Lord, I beg you to take it from me, but if it is your will, then I pray for an extra measure to bear this load. God make me a pillar along the way; a light in a broken world. There are many faces that I would never have seen, many stories I would never have heard, many opportunities for prayer that would have passed me by, even for my children and my husband. (Please pray for my EEG technician, Janice, who has recently had a surgery that she is having difficulty recovering from.)Father of all creation, down to the tiny lizard now crossing my fence post, being exactly who you've created it to be, I am weak, and I need your strength. Would you be my strength today, and and would you give me peace? Would I boast in you as my life giver, and my sustainer? I am desperate to keep food down, to have an appetite, (oh how I took everything for granted), but if it doesn't come today , God will you give me what I need for today, and help me to trust you for tomorrow. I pray for answers. I pray against hopelessness, and unbelief and I pray that as the sun rises, today is a day where you are lifted high and your praise is on our lips. You are good.

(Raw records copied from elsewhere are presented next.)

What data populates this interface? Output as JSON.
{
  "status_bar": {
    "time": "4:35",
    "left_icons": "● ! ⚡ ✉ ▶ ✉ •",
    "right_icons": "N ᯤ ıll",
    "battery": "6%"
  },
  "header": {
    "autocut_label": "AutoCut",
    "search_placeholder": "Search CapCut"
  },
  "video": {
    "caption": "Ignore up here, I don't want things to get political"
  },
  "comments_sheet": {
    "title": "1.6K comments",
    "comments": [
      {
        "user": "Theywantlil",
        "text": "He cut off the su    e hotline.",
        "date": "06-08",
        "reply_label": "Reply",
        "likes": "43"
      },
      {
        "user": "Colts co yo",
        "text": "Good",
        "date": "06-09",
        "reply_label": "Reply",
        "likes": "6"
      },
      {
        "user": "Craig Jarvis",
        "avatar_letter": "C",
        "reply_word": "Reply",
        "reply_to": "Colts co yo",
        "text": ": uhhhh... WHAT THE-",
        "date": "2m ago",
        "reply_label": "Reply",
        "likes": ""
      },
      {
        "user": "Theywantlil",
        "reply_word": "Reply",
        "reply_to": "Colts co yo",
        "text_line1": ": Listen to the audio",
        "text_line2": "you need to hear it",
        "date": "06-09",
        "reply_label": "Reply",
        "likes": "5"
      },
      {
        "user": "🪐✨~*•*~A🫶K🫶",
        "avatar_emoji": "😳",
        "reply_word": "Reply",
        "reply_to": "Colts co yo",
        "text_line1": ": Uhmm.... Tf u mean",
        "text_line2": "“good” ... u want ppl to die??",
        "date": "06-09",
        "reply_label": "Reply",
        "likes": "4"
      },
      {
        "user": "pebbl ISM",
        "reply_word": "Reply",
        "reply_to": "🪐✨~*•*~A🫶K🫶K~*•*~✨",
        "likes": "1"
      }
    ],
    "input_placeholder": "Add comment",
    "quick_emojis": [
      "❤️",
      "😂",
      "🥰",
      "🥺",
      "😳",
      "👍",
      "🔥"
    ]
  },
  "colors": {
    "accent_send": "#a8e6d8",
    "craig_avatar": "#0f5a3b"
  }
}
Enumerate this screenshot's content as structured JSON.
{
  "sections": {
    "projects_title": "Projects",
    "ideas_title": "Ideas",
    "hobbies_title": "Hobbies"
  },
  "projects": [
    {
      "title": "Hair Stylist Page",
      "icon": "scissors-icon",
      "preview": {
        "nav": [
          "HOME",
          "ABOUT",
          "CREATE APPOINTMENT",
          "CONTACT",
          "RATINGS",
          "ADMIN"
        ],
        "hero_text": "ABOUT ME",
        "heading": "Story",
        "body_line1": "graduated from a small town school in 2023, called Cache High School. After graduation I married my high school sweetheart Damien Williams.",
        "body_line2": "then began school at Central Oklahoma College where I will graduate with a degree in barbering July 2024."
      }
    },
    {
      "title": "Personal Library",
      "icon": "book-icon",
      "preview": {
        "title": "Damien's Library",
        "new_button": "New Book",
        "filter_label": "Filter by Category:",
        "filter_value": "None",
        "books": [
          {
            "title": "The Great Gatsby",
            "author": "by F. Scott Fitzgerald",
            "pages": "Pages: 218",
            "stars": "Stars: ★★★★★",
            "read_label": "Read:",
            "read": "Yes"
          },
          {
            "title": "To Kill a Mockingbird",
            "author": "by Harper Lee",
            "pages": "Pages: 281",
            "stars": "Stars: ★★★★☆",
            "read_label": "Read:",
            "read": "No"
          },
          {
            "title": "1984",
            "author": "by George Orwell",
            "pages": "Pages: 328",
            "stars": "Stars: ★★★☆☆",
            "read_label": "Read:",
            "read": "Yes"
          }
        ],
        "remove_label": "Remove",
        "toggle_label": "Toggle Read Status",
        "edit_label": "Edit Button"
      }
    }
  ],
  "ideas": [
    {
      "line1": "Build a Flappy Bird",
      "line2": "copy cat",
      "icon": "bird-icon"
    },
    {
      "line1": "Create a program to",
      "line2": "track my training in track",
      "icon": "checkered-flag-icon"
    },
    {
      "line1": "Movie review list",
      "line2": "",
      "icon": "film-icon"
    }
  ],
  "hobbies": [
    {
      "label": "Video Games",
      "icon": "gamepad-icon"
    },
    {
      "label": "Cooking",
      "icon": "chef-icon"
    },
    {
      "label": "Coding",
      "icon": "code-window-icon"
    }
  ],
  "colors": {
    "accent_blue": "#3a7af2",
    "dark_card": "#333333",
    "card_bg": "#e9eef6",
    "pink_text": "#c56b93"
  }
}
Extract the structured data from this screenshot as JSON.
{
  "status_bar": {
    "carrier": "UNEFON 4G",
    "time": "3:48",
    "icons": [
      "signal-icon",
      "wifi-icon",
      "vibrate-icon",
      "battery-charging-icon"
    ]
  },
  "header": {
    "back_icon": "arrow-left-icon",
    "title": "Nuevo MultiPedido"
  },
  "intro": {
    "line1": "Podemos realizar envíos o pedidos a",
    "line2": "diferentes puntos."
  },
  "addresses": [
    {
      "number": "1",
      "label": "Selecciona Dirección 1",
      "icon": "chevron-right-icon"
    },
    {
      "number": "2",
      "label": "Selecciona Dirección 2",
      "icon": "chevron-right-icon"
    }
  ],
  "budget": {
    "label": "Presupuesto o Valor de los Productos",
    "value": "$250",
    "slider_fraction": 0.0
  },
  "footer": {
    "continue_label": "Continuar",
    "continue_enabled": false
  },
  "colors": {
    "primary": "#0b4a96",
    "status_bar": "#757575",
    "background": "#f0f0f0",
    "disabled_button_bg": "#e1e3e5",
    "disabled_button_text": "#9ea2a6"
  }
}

"Fear not, for I am with you."

"This is the day that the Lord has made, I will rejoice and be glad in it."






3 comments:

Cakes by Delilah said...

Emily, you are a constant inspiration to me. You are a brilliant writer, photographer, artist, mother, wife, sister-in-law. I love how you challenge me as a believer. I know I have told you this, but you are constantly in my prayers. Your prayers are my prayers. The Lord is our strength. Only through Him can we get through the hard times. Satan is a lion prowling around looking for someone to devour. You are strong in Christ and when you feel weak, He will lift you up. My favorite chapter I would read when Bret and I were going through
our tough times was James 1. I hope it will bring you just as much comfort as it did me. I love you so much.

amy said...

sweet friend. he does bring beauty from ashes, doesn't He? when i read what you shared, first, my heart broke. i have been there. not from anxiety, but from near daily migraines that made me doubt the reason for my existence. and i just watched this http://www.godtube.com/watch/?v=KDW7LWNX and heard louie giglio share much of what you did. one thing i know, my awareness of my need of the Lord was so intense during that season...as yours is. thank you for your tender vulnerability, and may healing come quickly.

mrssmithrlc said...

Emily,
I don't know you very well, but I do know what you're going through. I suffer from anxiety attacks as well. After much time, prayer, medication and support from my friends and family, I am now able to have "normal" days. However, some things still set off attacks and it's only through God's grace that I get through them.
Please let me know of anything I can do to help - friend to talk to, should to lean on, anything at all.